Referencing the National Debt Exchange and the three-year public-sector wage restraint, the PSOJ president said, "these great sacrifices by our entire society absolutely underscore the need to realise serious and sustainable economic growth, not in the next few years, but right now".
However, he said, "the only way we can do so is if we finally tackle our tremendous debt overhang".
But Zacca, noting that fiscal consolidation was not enough to fuel economic growth, said, "the key will be to replace reduced Government spending with greater private-sector investment and increased business activities."
However, he further emphasised the need for economic growth, arguing that a failure to grow the Jamaican economy "is the single greatest reason for most, if not all, the ills we suffer from as a nation, including crime, substandard education quality, a deterioration of institutional capacity, and, maybe most worrying, a growing income gap between the rich and the poor".
Also addressing the forum was Professor Alvin Wint, UWI pro-vice-chancellor and one of the architects of the Partnership for Jamaica agreement.
He said that, in arriving at the agreement, the partners examined areas where Jamaica ranked very poorly to the rest of the world, particularly as it relates to areas that were important to growth and development.
The primary factor was that Jamaica had a long history of fiscal instability that has translated into very high levels of debt, to the point where, today, Jamaica has the third-highest level of debt relative to its gross domestic product of any country in the world.
"But it's actually much worse than that because the two countries that are ahead of Jamaica are in very different situations," Professor Wint said.
He said the number-one country in terms of debt is Japan, which has a debt-to-GDP ratio of close to 200 per cent.
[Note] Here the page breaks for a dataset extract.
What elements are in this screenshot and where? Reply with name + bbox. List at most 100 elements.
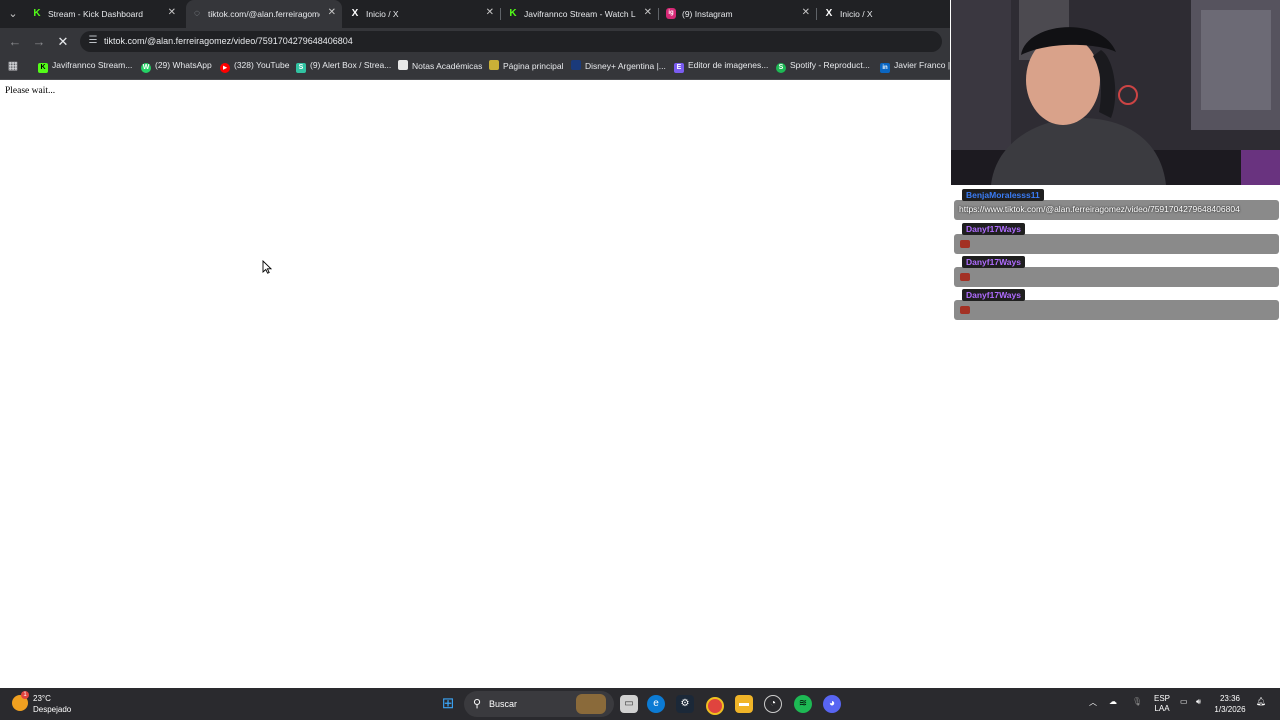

But he explained that Japan is particularly unique in that virtually all of that public debt is owed to its citizens.
"And the country has an extremely high savings rate. So, what you find is a very difficult debt situation which is something that is completely manageable within its own parameters," he added.
The second country is Greece, which has a debt-to-GDP ratio of about 160 per cent.
"But of course, Greece has some help because it is part of the European Union which has made a commitment to stand behind Greece and to provide them with funding to get out of their debt situation," said Wint.
The third country is Jamaica, "and we have neither the circumstances of Japan nor do we have the circumstances of Greece," he said.
"So we are in many respects the most vulnerable indebted country in the world today."
He said, "it is not only a problem because of the level of debt, but it is a problem because, when you look at the factors that are important to growth and develop-ment, one of the key areas that economists have looked at worldwide is that situations where the level of government consum-ption is very high in a society, those tend to be situations where countries don't grow and develop".